US Involvement In Honduran Massacre

By Laura Carlsen
EurasiaReview
Jun. 22, 2012

Hilda Lezama was taking passengers back upriver to the township of Ahuas after a fishing expedition in a remote area of the Mosquito Coast in Honduras. In the pre-dawn darkness, she could hear the helicopters buzzing overhead, but she thought nothing of it at first.

Suddenly, bullets shot from U.S. State Department helicopters with DEA agents and Honduran police aboard penetrated both her legs.

"I threw myself in the water so they wouldn't shoot me again," she said. She stayed there, grabbing onto a branch and keeping only her nose above the water, to avoid the hail of bullets.

Later, in a press conference, Lezama spoke on her daughter's cell phone from a hospital bed in La Ceiba. In a surprisingly calm voice for someone just shot and at risk of never walking again, Lezama said she never imagined the helicopters would fire on her little boat– with its cargo of fishermen, women and children.

Lezama is one of the lucky ones in that boat the morning of May 11.

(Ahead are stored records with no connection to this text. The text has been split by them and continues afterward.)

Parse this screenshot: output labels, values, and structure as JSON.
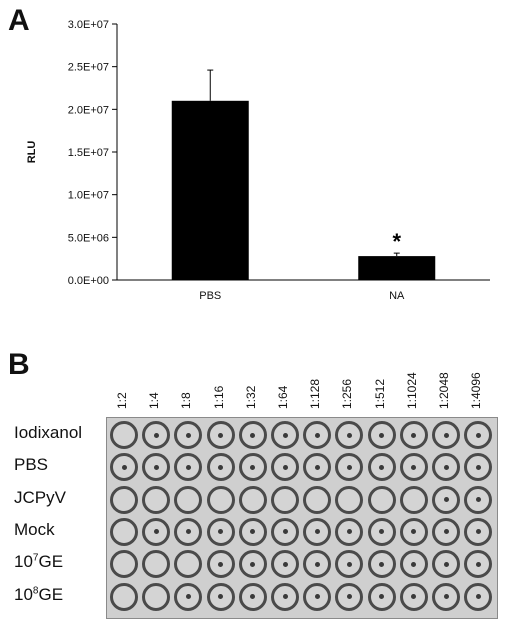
{
  "panel_a": {
    "letter": "A"
  },
  "panel_b": {
    "letter": "B"
  },
  "chart_data": {
    "type": "bar",
    "title": "",
    "xlabel": "",
    "ylabel": "RLU",
    "categories": [
      "PBS",
      "NA"
    ],
    "values": [
      21000000,
      2800000
    ],
    "errors": [
      3600000,
      350000
    ],
    "ylim": [
      0,
      30000000
    ],
    "yticks": [
      0,
      5000000,
      10000000,
      15000000,
      20000000,
      25000000,
      30000000
    ],
    "ytick_labels": [
      "0.0E+00",
      "5.0E+06",
      "1.0E+07",
      "1.5E+07",
      "2.0E+07",
      "2.5E+07",
      "3.0E+07"
    ],
    "annotations": [
      {
        "category": "NA",
        "text": "*"
      }
    ],
    "bar_color": "#000000",
    "grid": false,
    "legend": "none"
  },
  "hemagglutination": {
    "dilutions": [
      "1:2",
      "1:4",
      "1:8",
      "1:16",
      "1:32",
      "1:64",
      "1:128",
      "1:256",
      "1:512",
      "1:1024",
      "1:2048",
      "1:4096"
    ],
    "rows": [
      {
        "label": "Iodixanol",
        "sup": "",
        "suffix": "",
        "pattern": [
          0,
          1,
          1,
          1,
          1,
          1,
          1,
          1,
          1,
          1,
          1,
          1
        ]
      },
      {
        "label": "PBS",
        "sup": "",
        "suffix": "",
        "pattern": [
          1,
          1,
          1,
          1,
          1,
          1,
          1,
          1,
          1,
          1,
          1,
          1
        ]
      },
      {
        "label": "JCPyV",
        "sup": "",
        "suffix": "",
        "pattern": [
          0,
          0,
          0,
          0,
          0,
          0,
          0,
          0,
          0,
          0,
          1,
          1
        ]
      },
      {
        "label": "Mock",
        "sup": "",
        "suffix": "",
        "pattern": [
          0,
          1,
          1,
          1,
          1,
          1,
          1,
          1,
          1,
          1,
          1,
          1
        ]
      },
      {
        "label": "10",
        "sup": "7",
        "suffix": "GE",
        "pattern": [
          0,
          0,
          0,
          1,
          1,
          1,
          1,
          1,
          1,
          1,
          1,
          1
        ]
      },
      {
        "label": "10",
        "sup": "8",
        "suffix": "GE",
        "pattern": [
          0,
          0,
          1,
          1,
          1,
          1,
          1,
          1,
          1,
          1,
          1,
          1
        ]
      }
    ]
  }
}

Juana Jackson and Candelaria Pratt–both bearing unborn children–were shot to death, along with 14-year old Hasked Brooks and Emerson Martinez. Three other Mosquito villagers are in serious condition.

The State Department helicopters were carrying out a joint counter-narcotics operation with a unit of the Honduran police trained by the U.S. government and a "Foreign-Deployed Advisory Support Team (FAST)" of the Drug Enforcement Agency. Their side of the story is that the boat had received an illegal drug shipment from a small plane they had followed into the nearby jungle. Why there were no arrests from the alleged drug plane is one of the many open questions to the story, along with contradictory reports on confiscations and conflicting versions of how and why the villagers were killed.